The application for the new patent was originally filed in 1995, but it took until 2011 to get it through the Patent Office. It was reworked and at one point rejected, forcing Amgen to appeal. The patent law has been changed and patents now run 20 years from the date of application, not the approval, to avoid situations like this. But since this patent was filed before the law changed, the old rules apply.
The patent is owned by Roche which licensed it to Immunex Corporation which in turn was acquired by Amgen in 2002. Amgen paid Roche a one-time payment and obtained an exclusive, fully paid-up license to Enbrel.
The following U.S. patents are listed in Amgen's 10-K for 2012:
- Methods of treating psoriasis, expiring on 8/13/2019.
- Aqueous formulation and methods of treatment using the formulation, expiring on 6/8/2023, a formulation which accounts for the majority of Enbrel sales in the U.S. Enbrel is also sold in an alternative freeze-dried formulation that requires reconstituting before it can be administered. to the patient.
- The recently approved fusion protein, and pharmaceutical compositions patent, good until 11/22/2028 and DNA encoding fusion protein, and methods of making fusion protein until 4/24/2029.
Enbrel was launched in the U.S. in November 1998 and is approved for the treatment of moderate to severe rheumatoid arthritis; moderate to severe plaque psoriasis in patients who are candidates for systemic therapy or phototherapy; psoriatic arthritis; and ankylosing spondylitis. It is also indicated for reducing signs and symptoms of moderate to severe juvenile idiopathic arthritis in patients ages two and older.
Enbrel is given by injection and it costs more than $20,000 a year in the U.S.
Biogen reported third quarter revenues of $1.8 billion, an increase of 32 percent over the third quarter of 2012.
Non-GAAP diluted earnings per share were $2.35, an increase of 23 percent over the third quarter of 2012. Non-GAAP net income for the third quarter was $561 million. Revenue gains were driven by Tecfidera sales totaling $286 million during the third quarter. According to the market research firm IMS, Tecfidera is now the leading oral MS therapy in the U.S. after only six months on the market.

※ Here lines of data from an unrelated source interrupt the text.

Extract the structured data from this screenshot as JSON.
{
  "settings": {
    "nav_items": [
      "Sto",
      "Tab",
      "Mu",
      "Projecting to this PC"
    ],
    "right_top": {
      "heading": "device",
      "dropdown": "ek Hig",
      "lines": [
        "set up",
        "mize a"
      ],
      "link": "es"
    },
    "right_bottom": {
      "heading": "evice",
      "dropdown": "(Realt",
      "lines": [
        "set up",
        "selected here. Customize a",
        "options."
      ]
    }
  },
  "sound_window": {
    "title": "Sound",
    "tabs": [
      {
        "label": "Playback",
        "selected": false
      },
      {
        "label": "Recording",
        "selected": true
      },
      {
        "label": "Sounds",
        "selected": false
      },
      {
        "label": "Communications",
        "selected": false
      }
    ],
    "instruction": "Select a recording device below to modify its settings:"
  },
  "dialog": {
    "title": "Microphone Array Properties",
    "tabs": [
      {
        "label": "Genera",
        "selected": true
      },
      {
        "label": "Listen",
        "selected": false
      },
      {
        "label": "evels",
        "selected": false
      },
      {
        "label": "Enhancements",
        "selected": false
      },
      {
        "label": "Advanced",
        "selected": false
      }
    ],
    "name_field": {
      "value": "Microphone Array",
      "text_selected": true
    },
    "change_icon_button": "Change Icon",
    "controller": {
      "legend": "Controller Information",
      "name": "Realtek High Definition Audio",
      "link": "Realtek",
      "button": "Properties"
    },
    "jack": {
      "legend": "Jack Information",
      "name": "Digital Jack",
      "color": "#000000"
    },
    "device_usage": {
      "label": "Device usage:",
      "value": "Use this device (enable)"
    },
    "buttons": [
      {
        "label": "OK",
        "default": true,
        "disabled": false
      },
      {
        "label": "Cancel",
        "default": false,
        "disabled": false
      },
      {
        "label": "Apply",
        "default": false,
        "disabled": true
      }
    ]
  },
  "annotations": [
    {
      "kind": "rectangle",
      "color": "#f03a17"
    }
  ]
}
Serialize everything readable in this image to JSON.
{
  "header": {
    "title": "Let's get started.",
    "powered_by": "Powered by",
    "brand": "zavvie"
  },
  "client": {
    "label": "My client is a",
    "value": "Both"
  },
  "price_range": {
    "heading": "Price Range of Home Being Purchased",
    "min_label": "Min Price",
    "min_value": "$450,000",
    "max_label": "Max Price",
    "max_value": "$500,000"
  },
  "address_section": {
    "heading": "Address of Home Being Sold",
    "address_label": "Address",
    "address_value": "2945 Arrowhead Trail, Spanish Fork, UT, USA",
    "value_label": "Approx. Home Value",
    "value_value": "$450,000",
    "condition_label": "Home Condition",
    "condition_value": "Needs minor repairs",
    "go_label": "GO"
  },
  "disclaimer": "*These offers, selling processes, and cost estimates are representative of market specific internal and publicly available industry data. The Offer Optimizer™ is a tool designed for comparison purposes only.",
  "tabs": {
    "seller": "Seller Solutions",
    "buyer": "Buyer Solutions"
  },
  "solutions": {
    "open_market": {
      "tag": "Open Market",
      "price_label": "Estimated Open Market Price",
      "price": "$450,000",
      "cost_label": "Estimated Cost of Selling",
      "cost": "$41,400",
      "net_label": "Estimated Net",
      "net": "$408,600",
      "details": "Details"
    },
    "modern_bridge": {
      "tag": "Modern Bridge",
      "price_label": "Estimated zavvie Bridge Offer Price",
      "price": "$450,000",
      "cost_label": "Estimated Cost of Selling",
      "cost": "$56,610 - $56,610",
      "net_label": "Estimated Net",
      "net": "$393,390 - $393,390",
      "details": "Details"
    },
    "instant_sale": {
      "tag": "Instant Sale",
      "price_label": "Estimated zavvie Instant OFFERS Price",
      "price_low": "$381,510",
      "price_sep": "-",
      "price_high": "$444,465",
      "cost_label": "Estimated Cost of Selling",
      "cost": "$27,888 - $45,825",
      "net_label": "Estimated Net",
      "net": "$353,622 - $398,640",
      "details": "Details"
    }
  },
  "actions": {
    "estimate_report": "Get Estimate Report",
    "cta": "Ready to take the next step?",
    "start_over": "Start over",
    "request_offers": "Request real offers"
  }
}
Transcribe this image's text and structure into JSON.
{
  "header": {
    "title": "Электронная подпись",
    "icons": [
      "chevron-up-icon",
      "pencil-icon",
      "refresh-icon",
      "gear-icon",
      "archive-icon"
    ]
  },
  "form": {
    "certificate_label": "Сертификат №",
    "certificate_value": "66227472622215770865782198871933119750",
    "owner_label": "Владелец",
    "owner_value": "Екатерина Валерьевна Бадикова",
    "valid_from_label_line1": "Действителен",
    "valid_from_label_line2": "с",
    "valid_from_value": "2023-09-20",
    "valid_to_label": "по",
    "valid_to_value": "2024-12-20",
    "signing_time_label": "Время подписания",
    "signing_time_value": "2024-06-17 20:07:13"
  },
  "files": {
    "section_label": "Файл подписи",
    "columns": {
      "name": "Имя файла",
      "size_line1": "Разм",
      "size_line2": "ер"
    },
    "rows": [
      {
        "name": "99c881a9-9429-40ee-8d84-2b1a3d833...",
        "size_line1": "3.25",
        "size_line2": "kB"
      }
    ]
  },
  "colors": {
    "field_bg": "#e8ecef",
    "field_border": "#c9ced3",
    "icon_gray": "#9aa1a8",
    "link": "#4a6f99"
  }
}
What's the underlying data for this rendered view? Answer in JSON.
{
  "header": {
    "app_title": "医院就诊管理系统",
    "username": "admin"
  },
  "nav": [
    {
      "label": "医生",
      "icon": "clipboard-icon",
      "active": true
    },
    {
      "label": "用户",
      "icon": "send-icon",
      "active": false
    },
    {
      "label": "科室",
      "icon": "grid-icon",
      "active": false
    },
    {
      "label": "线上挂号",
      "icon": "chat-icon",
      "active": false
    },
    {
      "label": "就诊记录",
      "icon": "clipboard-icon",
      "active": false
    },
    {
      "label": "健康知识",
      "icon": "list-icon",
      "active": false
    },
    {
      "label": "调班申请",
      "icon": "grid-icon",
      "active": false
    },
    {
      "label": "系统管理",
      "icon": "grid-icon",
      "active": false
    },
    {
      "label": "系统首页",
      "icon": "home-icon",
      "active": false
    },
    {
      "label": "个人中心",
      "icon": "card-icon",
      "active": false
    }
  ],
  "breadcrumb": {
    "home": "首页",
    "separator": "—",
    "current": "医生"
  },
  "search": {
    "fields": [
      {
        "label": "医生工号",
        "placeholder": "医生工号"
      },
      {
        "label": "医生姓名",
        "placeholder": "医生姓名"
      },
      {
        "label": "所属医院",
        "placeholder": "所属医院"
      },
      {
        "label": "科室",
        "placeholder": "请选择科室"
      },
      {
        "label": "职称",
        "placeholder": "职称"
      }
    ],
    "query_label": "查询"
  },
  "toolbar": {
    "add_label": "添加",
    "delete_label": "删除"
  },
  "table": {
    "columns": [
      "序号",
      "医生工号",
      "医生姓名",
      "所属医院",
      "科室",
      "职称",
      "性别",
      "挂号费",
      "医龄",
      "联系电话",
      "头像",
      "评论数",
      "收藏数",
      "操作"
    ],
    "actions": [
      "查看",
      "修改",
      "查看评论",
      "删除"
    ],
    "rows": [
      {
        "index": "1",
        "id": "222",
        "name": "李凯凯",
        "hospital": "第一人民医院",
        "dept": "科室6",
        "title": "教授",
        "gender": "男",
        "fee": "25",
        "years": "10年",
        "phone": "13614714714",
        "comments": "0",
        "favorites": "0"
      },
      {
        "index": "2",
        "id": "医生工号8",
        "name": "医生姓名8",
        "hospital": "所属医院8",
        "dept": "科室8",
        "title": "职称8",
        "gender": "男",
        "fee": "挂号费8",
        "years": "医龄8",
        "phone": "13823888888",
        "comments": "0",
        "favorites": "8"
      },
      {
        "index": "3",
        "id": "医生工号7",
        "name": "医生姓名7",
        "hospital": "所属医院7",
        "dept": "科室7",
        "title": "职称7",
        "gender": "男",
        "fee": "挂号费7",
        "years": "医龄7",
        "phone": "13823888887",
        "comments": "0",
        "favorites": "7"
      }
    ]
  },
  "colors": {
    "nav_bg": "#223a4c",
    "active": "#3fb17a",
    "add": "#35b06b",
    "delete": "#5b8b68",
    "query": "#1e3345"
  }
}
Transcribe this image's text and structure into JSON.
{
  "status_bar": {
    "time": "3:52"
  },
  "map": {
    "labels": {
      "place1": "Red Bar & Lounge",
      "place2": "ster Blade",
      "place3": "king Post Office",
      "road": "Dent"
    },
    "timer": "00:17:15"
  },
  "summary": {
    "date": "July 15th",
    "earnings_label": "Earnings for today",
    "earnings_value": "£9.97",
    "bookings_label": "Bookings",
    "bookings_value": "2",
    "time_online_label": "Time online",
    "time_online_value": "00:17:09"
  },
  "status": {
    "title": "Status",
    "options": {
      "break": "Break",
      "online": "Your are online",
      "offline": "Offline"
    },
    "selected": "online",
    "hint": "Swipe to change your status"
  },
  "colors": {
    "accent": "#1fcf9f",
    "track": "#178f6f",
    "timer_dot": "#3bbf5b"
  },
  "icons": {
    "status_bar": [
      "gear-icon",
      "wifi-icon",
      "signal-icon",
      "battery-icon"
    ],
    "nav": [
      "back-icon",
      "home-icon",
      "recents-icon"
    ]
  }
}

Avonex revenues decreased slightly to $733 million, while Tysabri sales increased by 46 percent as a result of Biogen Idec acquiring full rights to the therapy from Elan earlier in the year.
Rituxan revenues from the joint business arrangement with Roche were $303 million for the quarter, an increase of 5 percent. At the end of September, Biogen had cash and cash equivalents of approximately $1.0 billion. During the third quarter the company repurchased 1.7 million shares of its stock at a cost of $360 million.
Biogen has increased its guidance for 2013. Revenue growth is expected to be approximately 23 to 25 percent and non-GAAP diluted EPS is expected to be between $8.65 and $8.85.
Biosimilars are promising to become a gigantic market, first in Europe, then elsewhere in the world, and lastly in the U.S. Aggressive big players, like Biogen, are getting ready now to earn billions and in the process taking away substantial market shares from their equally large or even larger competitors.
A war of giants is just getting started.